1996 yılında benden Kurtuluş Savaşı ile ilgili metinler istenmişti, Kurtuluş Savaşı'na dair bir CD-ROM çalışması için. Çıkış noktam bu çalışma oldu aslında. Daha sonra bir ansiklopedici olmamdan ötürü, özel adlar sözlüğü olarak niteleyebileceğimiz türde bir çalışmaya dönüştürme şansım oldu. Kurtuluş Savaşı üzerine ansiklopedik tarzda pek çok eser var, ama özel adlar sözlüğü olarak bu ilk çalışma...
-Üç yeni kitabınız çıktı… Ansiklopedi dilinden sonra şiir, öykü gibi çok farklı bir dil gerektiren, imgelerin ön plana çıktığı yazım türlerine geçmek iddialı bir geçiş değil mi?
İlginç bir geçiş olduğu doğru. Ansiklopedi piyasasında da herkesin bir ortak kanaati vardır, ansiklopediciliğin insanın dilini kuruttuğu yönünde. Yani edebi dilden uzaklaşır ansiklopedide çalışanlar. Fakat ilk defa kitap olarak yayımlanmış olsa da, benim şiir yazmam ansiklopediciliğimden daha eskiye dayanır... Sanrım bu biraz da insanın eğilimiyle de ilgili bir durum, bir de, Gürcü Edebiyatı'ndan çeviriler yapıyor olmam da etkili oldu dilimin esnekliğini korumamda. Tüm bunların dışında, biz Gürcüler hayal gücü daha geniş insanlarız... (Gülüyor)
Öykülerim zaten yayımlanıyordu. Şiirlerim de öyle... "Aşksız Mutluluk Yoktur" daha çok güncelerim gibi... Onlar daha önce hiçbir yerde yayımlanmamıştı... Aslında onları kitaplaştırmak istemiyordum, önce şiirleri bir araya getirdik, sonra öyküleri toparladık, sonra iş bir anda güncelere de geldi. Aralıklarla basılmaları düşünülüyordu, ama galiba o sıra matbaanın çok fazla işi yoktu, hepsi birden geldi...
-Gürcü Edebiyatı dediğimiz şey nedir? Neden hiç bilmiyoruz?
Gürcüstan diye bir ülke var, 1500 yıllık da bir edebiyatı var... Çok gelişmiş bir dili var.

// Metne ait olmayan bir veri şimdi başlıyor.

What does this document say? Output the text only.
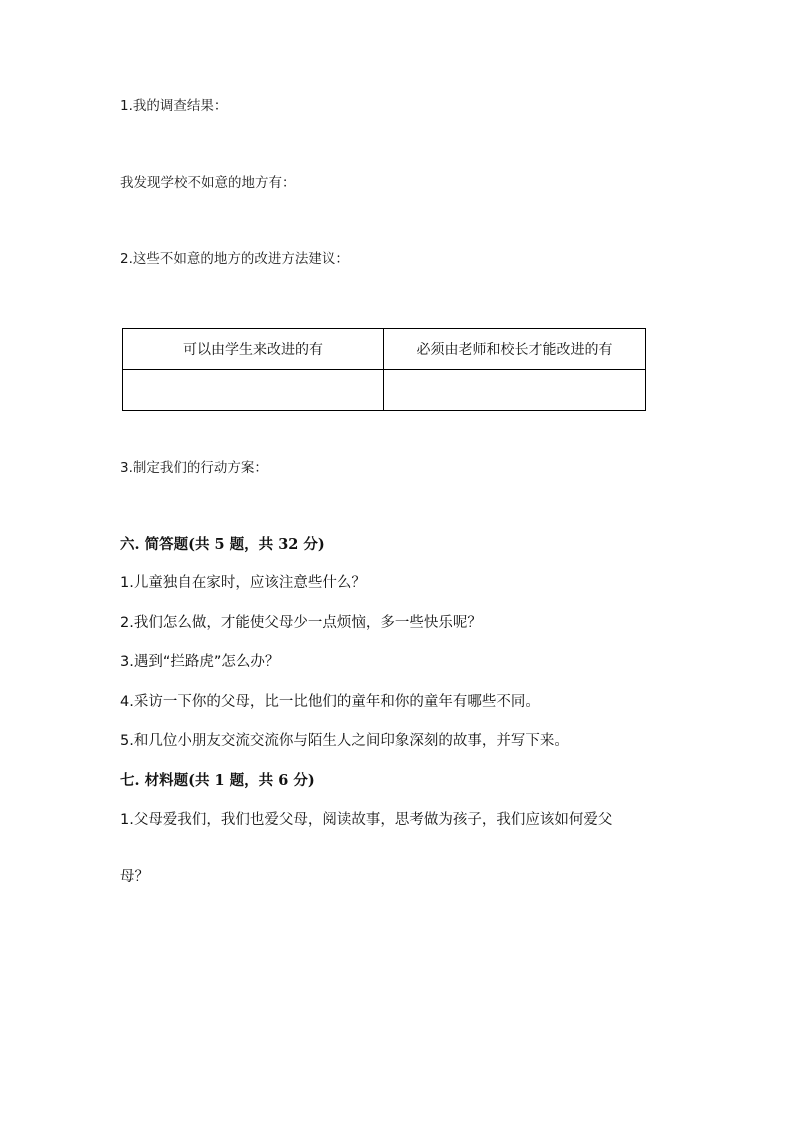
1.我的调查结果：
我发现学校不如意的地方有：
2.这些不如意的地方的改进方法建议：
可以由学生来改进的有	必须由老师和校长才能改进的有

3.制定我们的行动方案：
六. 简答题(共 5 题，共 32 分)
1.儿童独自在家时，应该注意些什么？
2.我们怎么做，才能使父母少一点烦恼，多一些快乐呢？
3.遇到“拦路虎”怎么办？
4.采访一下你的父母，比一比他们的童年和你的童年有哪些不同。
5.和几位小朋友交流交流你与陌生人之间印象深刻的故事，并写下来。
七. 材料题(共 1 题，共 6 分)
1.父母爱我们，我们也爱父母，阅读故事，思考做为孩子，我们应该如何爱父
母？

Ama Türkiye'de bunun neden bilinmediği sorusu, Sovyetler Birliği dönemiyle açıklanabilir. Eskiden Sovyet Cumhuriyetleri'nin bütün ürünleri hep Moskova'dan geçtiğinden, kimisi için Moskova kapısını geçemediği söylenir. Geçenlerde Sovyet diye bilinir. Gürcü sineması için de aynı şey geçerlidir. Çok gelişmiş bir sinemadır, ama herkes Sovyet filmi diye bilir... Evet Sovyet filmidir, ama Sovyetlerde ki hangi halkın, hangi Cumhuriyetindir diye sorulduğunda kimse bilmez... Edebiyatta da bu böyle.
-Bir de çevirmen sıkıntısı var sanırım. Sizin dışınızda Gürcüce'den çeviri yapan kişiler var mı?
Elbette, çeviri sıkıntısı olduğu da bir gerçek. Benim dışında Gürcüce'den benim kadar çok çeviri yapan birini ben tanımıyorum, duymadım. Türkiye'de birkaç Batı dili dışındaki dillerle çok ilgilenilmemesi sebep bu duruma. Burada bir şey daha eklemek lazım, Türkiye'de Gürcü Edebiyatı'ndan çevrilmiş eserler, Gürcüce'den değil, Almanca'dan ya da başka bir dilden çevriliyor. Çevirinin çevirisi yapılıyor yani... Hal böyle olunca da anlam değiştikçe değişebiliyor tabii. Bu noktada çevirmenin niteliği çok önemli oluyor...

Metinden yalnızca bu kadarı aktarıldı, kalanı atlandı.